The diagram below illustrates a graph processing platform similar to Neo4j Mazerunner.
The graph processing platform I’ve described will provide us with a general purpose API for submitting PageRank jobs to Apache Spark’s GraphX module from Neo4j. The PageRank results from GraphX will be automatically applied back to Neo4j without any additional work to manually handle data loading. The workflow for this is extremely simple for our purposes. From a backend service we will only need to make a simple HTTP request to Neo4j to begin a PageRank job.
I’ve also taken care of making sure that the graph processing platform is easily deployable to a cloud provider using Docker containers. In a previous article, I describe how to use Docker Compose to run Mazerunner as a multi-container application. We’ll do the same for this sample application but extend the Docker Compose file to include additional Spring Boot applications that will become our backend microservices.
|
By default, Docker Compose will orchestrate containers on a single virtual machine. If we were to build a truly fault tolerant and resilient cloud-based application, we’d need to be sure to scale our system to multiple virtual machines using a cloud platform. This is the subject of a later article.
|
Now that we understand how we will use a graph processing platform, let’s talk about how to build a microservice architecture using Spring Boot and Spring Cloud to rank profiles on Twitter.
Building Microservices
I’ve talked a lot about microservices in past articles. When we talk about microservices we are talking about developing software in the context of continuous delivery. Microservices are not just smaller services that scale horizontally. When we talk about microservices, we are talking about being able to create applications that are the product of many teams delivering continuously in independent release cycles. Josh Long and I describe at length how to untangle the patterns of building and operating JVM-based microservices in O’Reilly’s Cloud Native Java.

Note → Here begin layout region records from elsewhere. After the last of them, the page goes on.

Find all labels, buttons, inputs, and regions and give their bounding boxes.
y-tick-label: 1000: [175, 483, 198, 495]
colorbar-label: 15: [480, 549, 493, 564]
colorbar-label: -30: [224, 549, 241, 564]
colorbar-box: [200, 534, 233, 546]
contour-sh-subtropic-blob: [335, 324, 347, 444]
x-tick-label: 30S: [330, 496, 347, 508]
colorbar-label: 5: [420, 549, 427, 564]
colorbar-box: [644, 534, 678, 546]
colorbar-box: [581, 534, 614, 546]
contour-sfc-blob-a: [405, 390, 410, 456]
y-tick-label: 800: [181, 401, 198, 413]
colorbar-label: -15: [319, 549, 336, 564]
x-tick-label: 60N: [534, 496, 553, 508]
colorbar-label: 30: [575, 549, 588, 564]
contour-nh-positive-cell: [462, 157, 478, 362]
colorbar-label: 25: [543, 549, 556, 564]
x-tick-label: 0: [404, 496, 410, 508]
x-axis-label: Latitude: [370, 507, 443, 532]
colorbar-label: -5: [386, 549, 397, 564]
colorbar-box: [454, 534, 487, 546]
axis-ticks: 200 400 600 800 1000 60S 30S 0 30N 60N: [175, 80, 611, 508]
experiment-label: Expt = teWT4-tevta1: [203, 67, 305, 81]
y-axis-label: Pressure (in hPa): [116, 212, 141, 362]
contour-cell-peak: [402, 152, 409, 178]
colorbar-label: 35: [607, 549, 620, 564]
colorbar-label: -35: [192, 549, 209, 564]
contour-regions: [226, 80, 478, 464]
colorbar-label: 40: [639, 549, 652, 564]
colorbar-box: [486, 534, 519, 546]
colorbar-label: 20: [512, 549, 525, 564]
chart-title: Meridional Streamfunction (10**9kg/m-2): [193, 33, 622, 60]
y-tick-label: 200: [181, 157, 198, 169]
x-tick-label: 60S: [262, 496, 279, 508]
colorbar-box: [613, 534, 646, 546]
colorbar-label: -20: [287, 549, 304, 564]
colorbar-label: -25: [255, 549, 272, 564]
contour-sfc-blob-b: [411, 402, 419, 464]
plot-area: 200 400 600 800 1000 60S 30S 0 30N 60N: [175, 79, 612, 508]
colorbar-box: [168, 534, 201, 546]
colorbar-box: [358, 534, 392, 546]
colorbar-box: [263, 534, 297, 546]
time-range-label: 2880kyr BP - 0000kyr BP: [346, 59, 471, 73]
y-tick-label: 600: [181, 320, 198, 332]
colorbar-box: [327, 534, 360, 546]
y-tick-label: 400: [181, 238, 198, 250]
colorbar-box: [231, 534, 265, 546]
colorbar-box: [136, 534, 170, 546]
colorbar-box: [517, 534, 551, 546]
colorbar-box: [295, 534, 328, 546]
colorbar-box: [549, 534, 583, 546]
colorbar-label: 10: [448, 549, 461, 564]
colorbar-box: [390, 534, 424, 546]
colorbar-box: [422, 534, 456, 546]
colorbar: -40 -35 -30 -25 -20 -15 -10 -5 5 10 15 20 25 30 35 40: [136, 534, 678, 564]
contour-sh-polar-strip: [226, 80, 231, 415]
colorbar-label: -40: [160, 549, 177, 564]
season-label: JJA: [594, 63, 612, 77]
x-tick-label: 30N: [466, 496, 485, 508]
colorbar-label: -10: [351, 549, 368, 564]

In this sample, we’ll build 4 microservices, each as a Spring Boot application. If we were to build this architecture as microservices in an authentic scenario, each microservice would be owned and managed by a different team. This is an important differentiation in this new practice, as there is much confusion around what a microservice is and what it is not. A microservice is not just a distributed system of small services. The practice of building microservices should never be without the discipline of continuous delivery.
For the purposes of this article, we’ll focus on scenarios that help us gain experience and familiarity with building distributed systems that resemble a microservice architecture.
Overview
Now let’s do a quick overview of the concepts we’re going to cover as a part of this sample application. We will apply the same recipe from previous articles on similar topics for building microservices with Spring Boot and Spring Cloud. The key difference from my previous articles is that we are going to create a data service that does both batch processing tasks as well as exposing data as HTTP resources to API consumers.
System Architecture Diagram
The diagram below shows each component and microservice that we will create as a part of this sample application. Notice how we’re connecting the Spring Boot applications to the graph processing platform we looked at earlier. Also, notice the connections between the services, these connections define communication points between each service and what protocol is used.
The three applications that are colored in blue are stateless services. Stateless services will not attach a persistent backing service or need to worry about managing state locally. The application that is colored in green is the Twitter Crawler service. Components that are colored in green will typically have an attached backing service. These backing services are responsible for managing state locally, and will either persist state to disk or in-memory.